UAE’s polio vaccination drive begins in Pakistan

3.6 million children to be covered in next 3 months

By (Wam)

Published: Thu 29 May 2014, 11:25 PM

Last updated: Fri 3 Apr 2015, 8:39 PM

In implementation of the directives of the President, His Highness Shaikh Khalifa bin Zayed Al Nahyan, the UAE Project to Assist Pakistan has announced the launch of the UAE vaccination campaign against polio in the province of Khyber Pakhtunkhwa and tribal areas in Pakistan.

The campaign, under the slogan ‘Health for All... Better Future’, was launched at a Press conference in the Pakistani capital of Islamabad.

Addressing the Press conference, Abdullah Khalifa Al Ghafli, Director of UAE PAP, said, “The launch of the vaccination campaign came as per the directives of His Highness the Head of State to provide humanitarian and development assistance to the friendly people of Pakistan. It also comes as part of the initiative of General Shaikh Mohammed bin Zayed Al Nahyan, Crown Prince of Abu Dhabi and Deputy Supreme Commander of the UAE Armed Forces, to eradicate polio in the world.”
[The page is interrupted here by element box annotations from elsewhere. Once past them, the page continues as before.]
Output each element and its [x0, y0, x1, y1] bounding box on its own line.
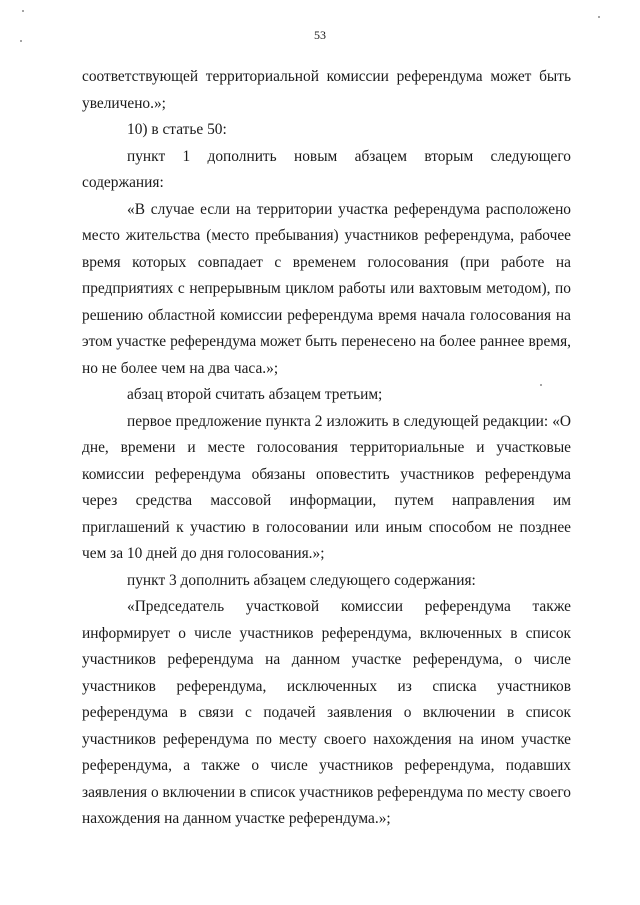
document-body — [82, 64, 571, 833]
paragraph: «В случае если на территории участка референдума расположено место жительства (место пребывания) участников референдума, рабочее время которых совпадает с временем голосования (при работе на предприятиях с непрерывным циклом работы или вахтовым методом), по решению областной комиссии референдума время начала голосования на этом участке референдума может быть перенесено на более раннее время, но не более чем на два часа.»; — [82, 200, 571, 377]
paragraph: первое предложение пункта 2 изложить в следующей редакции: «О дне, времени и месте голосования территориальные и участковые комиссии референдума обязаны оповестить участников референдума через средства массовой информации, путем направления им приглашений к участию в голосовании или иным способом не позднее чем за 10 дней до дня голосования.»; — [82, 412, 571, 562]
paragraph: «Председатель участковой комиссии референдума также информирует о числе участников референдума, включенных в список участников референдума на данном участке референдума, о числе участников референдума, исключенных из списка участников референдума в связи с подачей заявления о включении в список участников референдума по месту своего нахождения на ином участке референдума, а также о числе участников референдума, подавших заявления о включении в список участников референдума по месту своего нахождения на данном участке референдума.»; — [82, 598, 571, 827]
page-number: 53 — [314, 28, 326, 42]
paragraph: пункт 1 дополнить новым абзацем вторым следующего содержания: — [82, 147, 571, 191]
paragraph: соответствующей территориальной комиссии референдума может быть увеличено.»; — [82, 68, 571, 112]
paragraph: абзац второй считать абзацем третьим; — [127, 386, 383, 403]
scan-speck — [598, 16, 600, 18]
paragraph: пункт 3 дополнить абзацем следующего содержания: — [127, 571, 476, 589]
scan-speck — [22, 10, 24, 12]
paragraph: 10) в статье 50: — [127, 121, 227, 138]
He pointed out that the UAE campaign is a humanitarian initiative aimed at vaccinating 3.643 million Pakistani children against polio over a period of three months, i.e. June, August and September.
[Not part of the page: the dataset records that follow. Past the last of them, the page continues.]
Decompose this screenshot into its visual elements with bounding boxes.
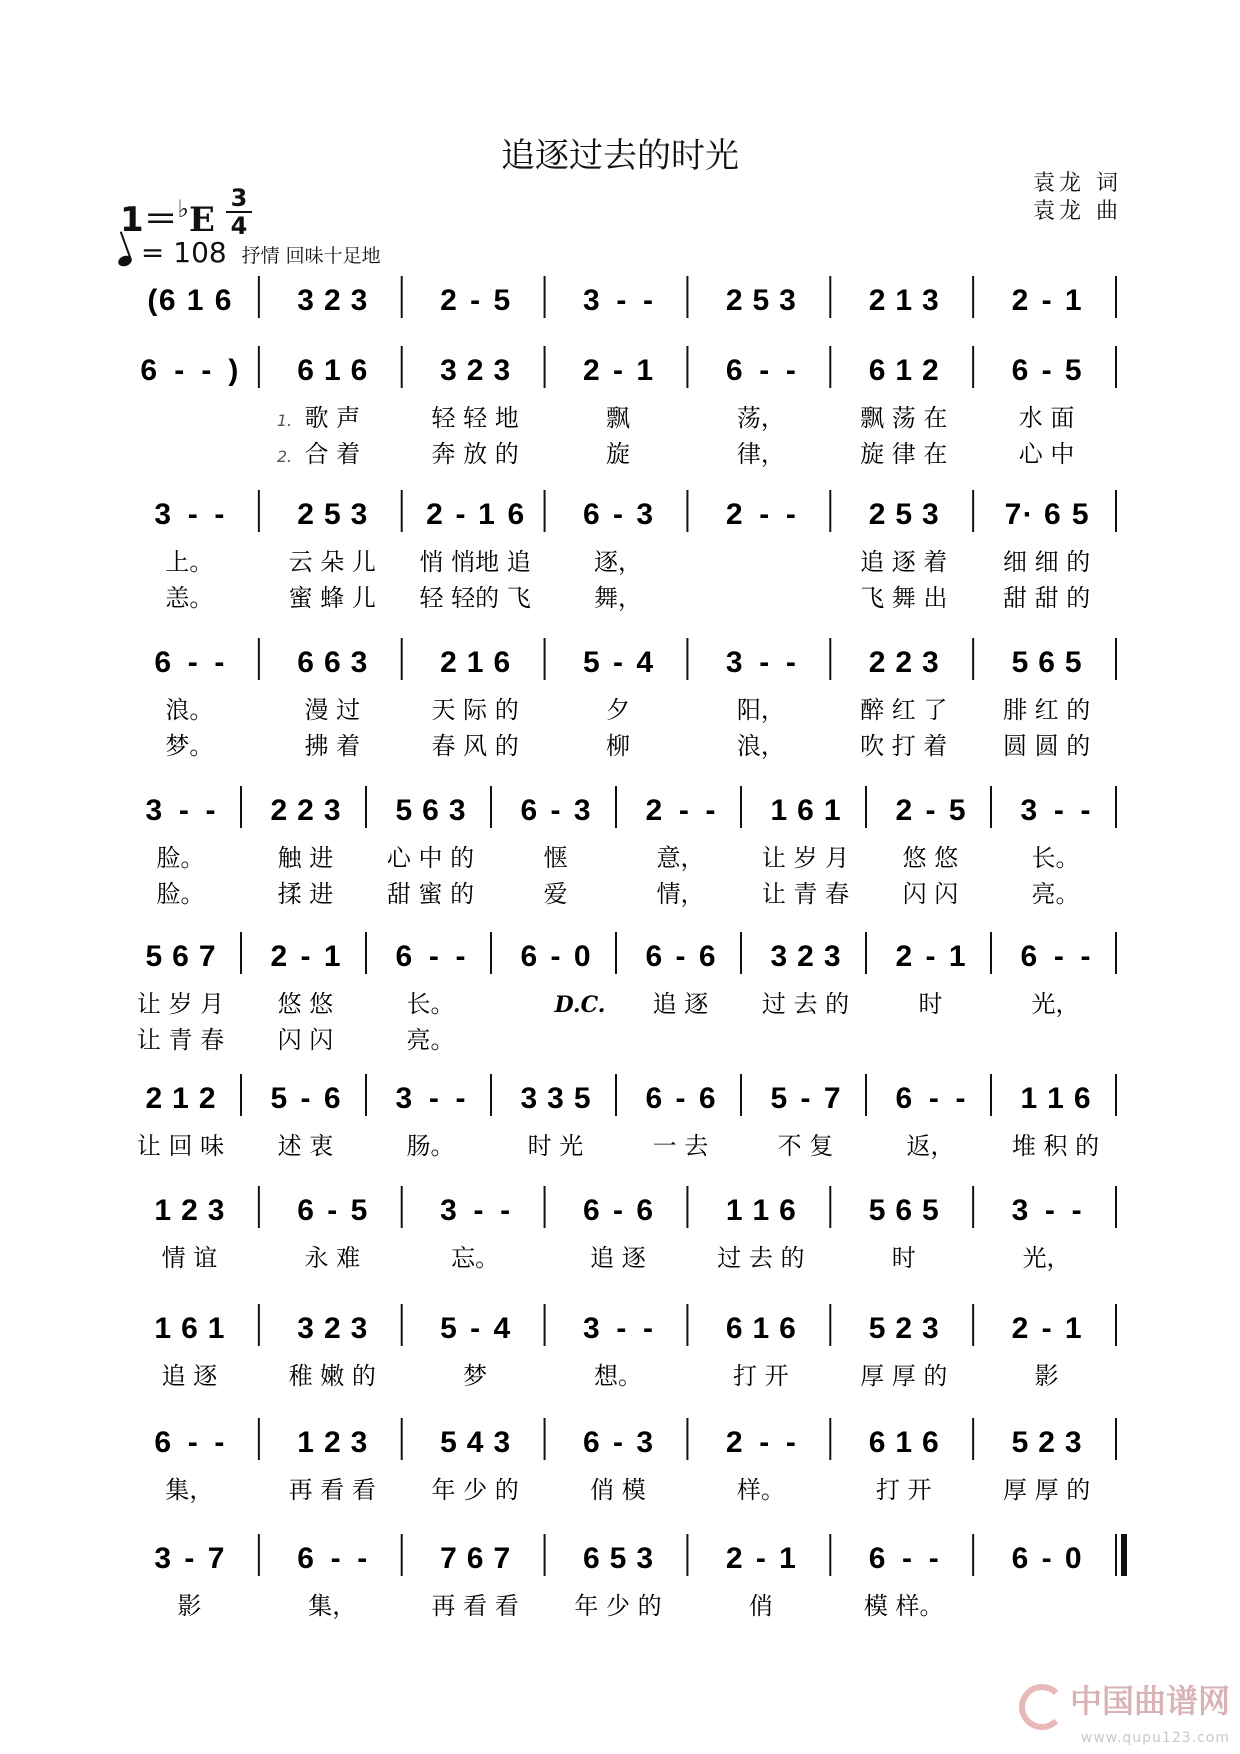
lyric-text: 梦。 (165, 732, 214, 760)
lyric-text: 悠 悠 (277, 990, 334, 1018)
lyric-text: 脸。 (156, 880, 205, 908)
measure-notes: 6 5 3 (583, 1542, 653, 1575)
lyric-text: 述 衷 (277, 1132, 334, 1160)
site-logo-icon (1019, 1684, 1065, 1730)
measure-notes: 2 - 1 (895, 940, 966, 973)
measure-notes: 3 - - (583, 1312, 653, 1345)
measure-notes: 5 6 5 (1011, 646, 1082, 679)
watermark-text: 中国曲谱网 (1069, 1681, 1230, 1720)
dc-marking: D.C. (554, 992, 606, 1018)
lyric-text: 圆 圆 的 (1002, 732, 1091, 760)
measure-notes: 7· 6 5 (1004, 498, 1089, 531)
lyricist-credit: 袁龙 词 (1033, 171, 1122, 196)
lyric-text: 合 着 (304, 440, 361, 468)
measure-notes: 6 1 6 (297, 354, 368, 387)
lyric-text: 厚 厚 的 (860, 1362, 948, 1390)
lyric-text: 堆 积 的 (1011, 1132, 1100, 1160)
lyric-text: 醉 红 了 (860, 696, 948, 724)
lyric-text: 追 逐 (590, 1244, 646, 1272)
measure-notes: 3 2 3 (770, 940, 841, 973)
measure-notes: 5 - 4 (583, 646, 653, 679)
lyric-text: 想。 (594, 1362, 642, 1390)
lyric-text: 浪， (736, 732, 785, 760)
measure-notes: 6 - 3 (583, 498, 653, 531)
measure-notes: 3 - 7 (154, 1542, 225, 1575)
measure-notes: 2 5 3 (297, 498, 368, 531)
lyric-text: 春 风 的 (431, 732, 519, 760)
measure-notes: 6 - - (154, 1426, 225, 1459)
measure-notes: 6 - 6 (583, 1194, 653, 1227)
lyric-text: 打 开 (875, 1476, 932, 1504)
lyric-text: 甜 甜 的 (1002, 584, 1091, 612)
lyric-text: 吹 打 着 (860, 732, 948, 760)
lyric-text: 让 青 春 (136, 1026, 225, 1054)
measure-notes: 6 - 6 (645, 940, 716, 973)
lyric-text: 再 看 看 (431, 1592, 519, 1620)
measure-notes: 6 - 5 (297, 1194, 368, 1227)
lyric-text: 过 去 的 (761, 990, 850, 1018)
lyric-text: 歌 声 (304, 404, 361, 432)
lyric-text: 爱 (543, 880, 568, 908)
measure-notes: 6 - 6 (645, 1082, 716, 1115)
lyric-text: 夕 (606, 696, 630, 724)
measure-notes: 5 6 5 (868, 1194, 939, 1227)
lyric-text: 厚 厚 的 (1002, 1476, 1091, 1504)
lyric-text: 荡， (736, 404, 785, 432)
verse-number: 2. (276, 447, 293, 466)
lyric-text: 样。 (736, 1476, 785, 1504)
lyric-text: 闪 闪 (277, 1026, 334, 1054)
verse-number: 1. (276, 411, 293, 430)
lyric-text: 亮。 (1031, 880, 1080, 908)
flat-icon: ♭ (177, 195, 189, 223)
lyric-text: 拂 着 (304, 732, 361, 760)
measure-notes: 2 1 6 (440, 646, 511, 679)
measure-notes: 5 - 7 (770, 1082, 841, 1115)
lyric-text: 细 细 的 (1002, 548, 1091, 576)
measure-notes: 2 - 5 (440, 284, 511, 317)
measure-notes: 2 - 1 (583, 354, 653, 387)
measure-notes: 5 2 3 (868, 1312, 939, 1345)
measure-notes: 6 - 0 (520, 940, 591, 973)
measure-notes: 6 - - (725, 354, 796, 387)
measure-notes: 2 1 2 (145, 1082, 216, 1115)
watermark-url: www.qupu123.com (1080, 1730, 1230, 1746)
lyric-text: 追 逐 着 (860, 548, 948, 576)
lyric-text: 集， (165, 1476, 214, 1504)
lyric-text: 长。 (406, 990, 455, 1018)
lyric-text: 追 逐 (652, 990, 709, 1018)
measure-notes: 2 - - (725, 498, 796, 531)
measure-notes: 2 - 1 6 (426, 498, 525, 531)
lyric-text: 悄 悄地 追 (419, 548, 531, 576)
song-title: 追逐过去的时光 (501, 136, 739, 176)
lyric-text: 腓 红 的 (1002, 696, 1091, 724)
measure-notes: 2 5 3 (868, 498, 939, 531)
lyric-text: 集， (308, 1592, 357, 1620)
measure-notes: 3 - - (583, 284, 653, 317)
lyric-text: 情， (656, 880, 705, 908)
lyric-text: 忘。 (451, 1244, 500, 1272)
measure-notes: 1 2 3 (154, 1194, 225, 1227)
measure-notes: 5 - 6 (270, 1082, 341, 1115)
lyric-text: 奔 放 的 (431, 440, 519, 468)
measure-notes: 6 1 2 (868, 354, 939, 387)
measure-notes: 6 - - (154, 646, 225, 679)
lyric-text: 触 进 (277, 844, 334, 872)
lyric-text: 律， (736, 440, 785, 468)
measure-notes: (6 1 6 (147, 284, 232, 317)
lyric-text: 揉 进 (277, 880, 334, 908)
measure-notes: 6 1 6 (868, 1426, 939, 1459)
measure-notes: 3 2 3 (297, 284, 368, 317)
lyric-text: 让 青 春 (761, 880, 850, 908)
lyric-text: 返， (906, 1132, 955, 1160)
measure-notes: 2 5 3 (725, 284, 796, 317)
tempo-value: = 108 (140, 236, 227, 269)
lyric-text: 时 光 (527, 1132, 584, 1160)
lyric-text: 不 复 (777, 1132, 834, 1160)
lyric-text: 甜 蜜 的 (386, 880, 475, 908)
measure-notes: 2 2 3 (270, 794, 341, 827)
measure-notes: 6 6 3 (297, 646, 368, 679)
lyric-text: 旋 (606, 440, 630, 468)
lyric-text: 恙。 (165, 584, 214, 612)
measure-notes: 7 6 7 (440, 1542, 511, 1575)
lyric-text: 俏 (748, 1592, 773, 1620)
lyric-text: 俏 模 (590, 1476, 646, 1504)
measure-notes: 1 1 6 (725, 1194, 796, 1227)
lyric-text: 天 际 的 (431, 696, 519, 724)
measure-notes: 6 - - (395, 940, 466, 973)
lyric-text: 稚 嫩 的 (288, 1362, 376, 1390)
lyric-text: 蜜 蜂 儿 (288, 584, 376, 612)
lyric-text: 情 谊 (161, 1244, 218, 1272)
measure-notes: 3 - - (145, 794, 216, 827)
lyric-text: 心 中 的 (386, 844, 475, 872)
measure-notes: 6 - 3 (583, 1426, 653, 1459)
measure-notes: 2 2 3 (868, 646, 939, 679)
measure-notes: 2 - 1 (270, 940, 341, 973)
meter-top: 3 (230, 184, 248, 212)
lyric-text: 亮。 (406, 1026, 455, 1054)
lyric-text: 时 (891, 1244, 916, 1272)
lyric-text: 云 朵 儿 (288, 548, 376, 576)
lyric-text: 长。 (1031, 844, 1080, 872)
lyric-text: 永 难 (304, 1244, 361, 1272)
site-watermark (1019, 1676, 1230, 1747)
measure-notes: 1 2 3 (297, 1426, 368, 1459)
measure-notes: 3 - - (395, 1082, 466, 1115)
measure-notes: 1 1 6 (1020, 1082, 1091, 1115)
lyric-text: 让 回 味 (136, 1132, 225, 1160)
lyric-text: 让 岁 月 (761, 844, 850, 872)
measure-notes: 5 4 3 (440, 1426, 511, 1459)
lyric-text: 悠 悠 (902, 844, 959, 872)
measure-notes: 2 - 1 (725, 1542, 796, 1575)
lyric-text: 追 逐 (161, 1362, 218, 1390)
measure-notes: 3 2 3 (440, 354, 511, 387)
measure-notes: 2 1 3 (868, 284, 939, 317)
lyric-text: 时 (918, 990, 943, 1018)
measure-notes: 6 - - (868, 1542, 939, 1575)
lyric-text: 光， (1022, 1244, 1071, 1272)
lyric-text: 漫 过 (304, 696, 361, 724)
measure-notes: 6 - 0 (1011, 1542, 1082, 1575)
lyric-text: 轻 轻的 飞 (419, 584, 531, 612)
lyric-text: 影 (177, 1592, 202, 1620)
lyric-text: 闪 闪 (902, 880, 959, 908)
measure-notes: 6 - - (1020, 940, 1091, 973)
key-letter: E (189, 200, 215, 240)
measure-notes: 5 2 3 (1011, 1426, 1082, 1459)
lyric-text: 光， (1031, 990, 1080, 1018)
measure-notes: 5 - 4 (440, 1312, 511, 1345)
lyric-text: 惬 (543, 844, 568, 872)
composer-credit: 袁龙 曲 (1033, 199, 1122, 224)
measure-notes: 6 - 5 (1011, 354, 1082, 387)
lyric-text: 肠。 (406, 1132, 455, 1160)
measure-notes: 3 - - (440, 1194, 511, 1227)
measure-notes: 3 - - (154, 498, 225, 531)
measure-notes: 2 - 1 (1011, 1312, 1082, 1345)
lyric-text: 影 (1034, 1362, 1059, 1390)
lyric-text: 柳 (606, 732, 630, 760)
lyric-text: 一 去 (652, 1132, 709, 1160)
lyric-text: 旋 律 在 (860, 440, 948, 468)
lyric-text: 阳， (736, 696, 785, 724)
measure-notes: 2 - 5 (895, 794, 966, 827)
lyric-text: 浪。 (165, 696, 214, 724)
measure-notes: 3 - - (1020, 794, 1091, 827)
lyric-text: 让 岁 月 (136, 990, 225, 1018)
measure-notes: 5 6 3 (395, 794, 466, 827)
measure-notes: 6 - - (297, 1542, 368, 1575)
measure-notes: 1 6 1 (154, 1312, 225, 1345)
lyric-text: 飘 荡 在 (860, 404, 948, 432)
key-prefix: 1＝ (120, 200, 178, 240)
measure-notes: 3 - - (725, 646, 796, 679)
measure-notes: 3 2 3 (297, 1312, 368, 1345)
measure-notes: 3 3 5 (520, 1082, 591, 1115)
measure-notes: 6 1 6 (725, 1312, 796, 1345)
lyric-text: 水 面 (1018, 404, 1075, 432)
meter-bottom: 4 (230, 212, 248, 240)
lyric-text: 再 看 看 (288, 1476, 376, 1504)
measure-notes: 2 - 1 (1011, 284, 1082, 317)
lyric-text: 意， (656, 844, 705, 872)
lyric-text: 飘 (606, 404, 630, 432)
measure-notes: 1 6 1 (770, 794, 841, 827)
measure-notes: 2 - - (645, 794, 716, 827)
lyric-text: 飞 舞 出 (860, 584, 948, 612)
lyric-text: 模 样。 (863, 1592, 944, 1620)
measure-notes: 6 - 3 (520, 794, 591, 827)
measure-notes: 6 - - ) (140, 354, 239, 387)
lyric-text: 年 少 的 (574, 1592, 662, 1620)
lyric-text: 年 少 的 (431, 1476, 519, 1504)
lyric-text: 逐， (594, 548, 642, 576)
measure-notes: 6 - - (895, 1082, 966, 1115)
measure-notes: 3 - - (1011, 1194, 1082, 1227)
lyric-text: 梦 (463, 1362, 488, 1390)
lyric-text: 心 中 (1018, 440, 1075, 468)
lyric-text: 脸。 (156, 844, 205, 872)
measure-notes: 2 - - (725, 1426, 796, 1459)
measure-notes: 5 6 7 (145, 940, 216, 973)
lyric-text: 过 去 的 (717, 1244, 805, 1272)
lyric-text: 舞， (594, 584, 642, 612)
lyric-text: 上。 (165, 548, 214, 576)
lyric-text: 打 开 (733, 1362, 789, 1390)
expression-text: 抒情 回味十足地 (241, 245, 381, 267)
lyric-text: 轻 轻 地 (431, 404, 519, 432)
General Shaikh Mohammed bin Zayed had earlier donated Dh440 million as a contribution in support of the global effort to eradicate polio by 2018, with a special focus on Pakistan and Afghanistan.
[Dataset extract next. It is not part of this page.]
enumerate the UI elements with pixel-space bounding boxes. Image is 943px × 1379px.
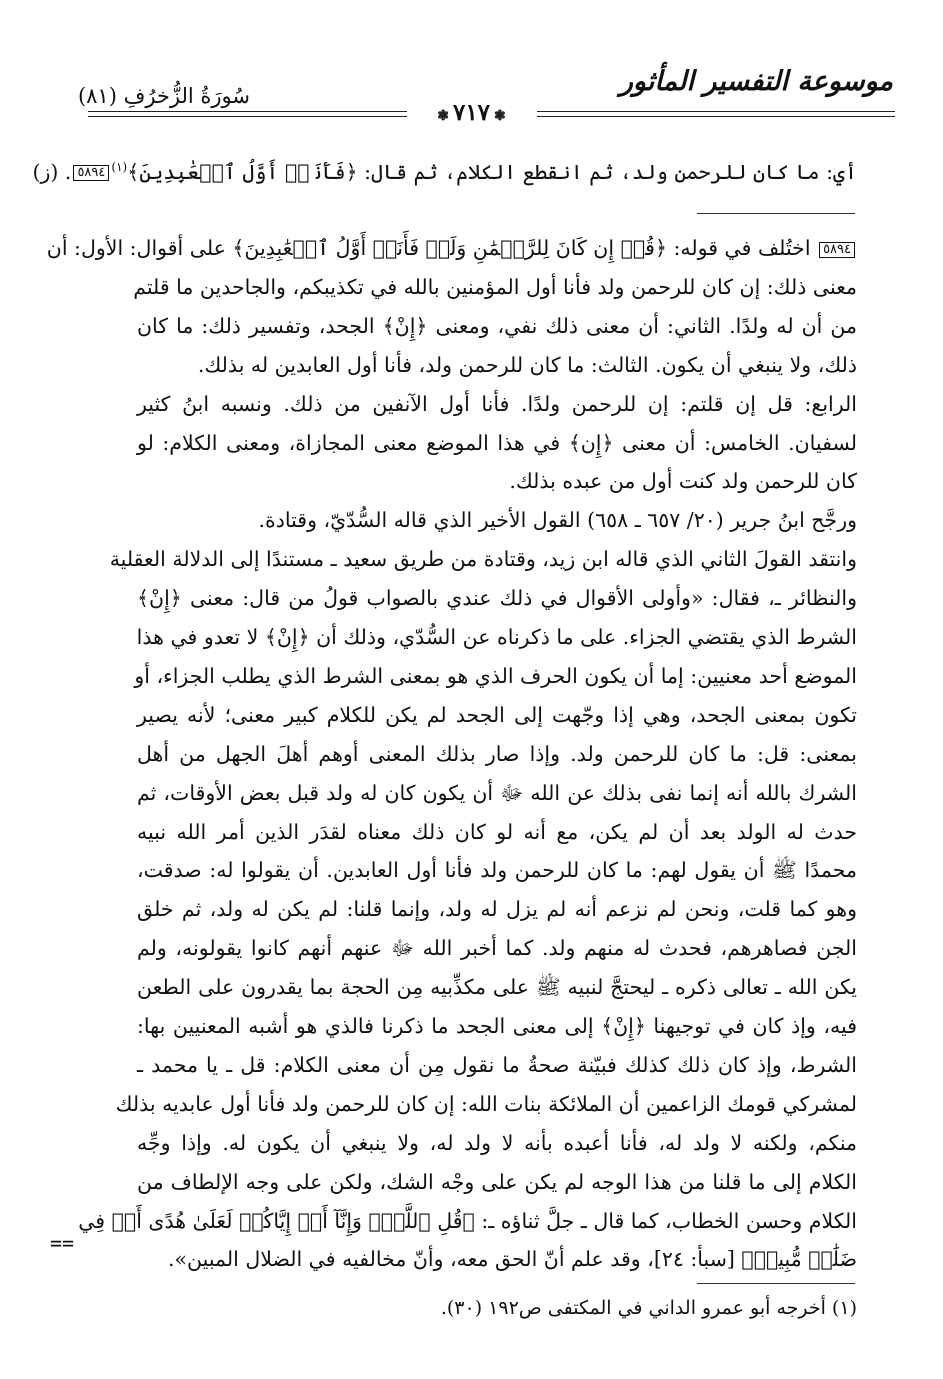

This contribution is the second one to be provided by General Shaikh Mohammed to deliver life-saving vaccines to children all over the world, as in 2011 when he and the Bill and Melinda Gates Foundation announced a strategic partnership whereby a total amount of$100 million, divided equally between the two parties, was presented for the purchase and delivery of vital vaccines for children in Afghanistan and Pakistan. Also, the Global Vaccine Summit in Abu Dhabi in 2013 saw the announcement of the 2013-2018 Strategic Plan which aims to completely eradicate polio, which would cost the international community $5.5 billion.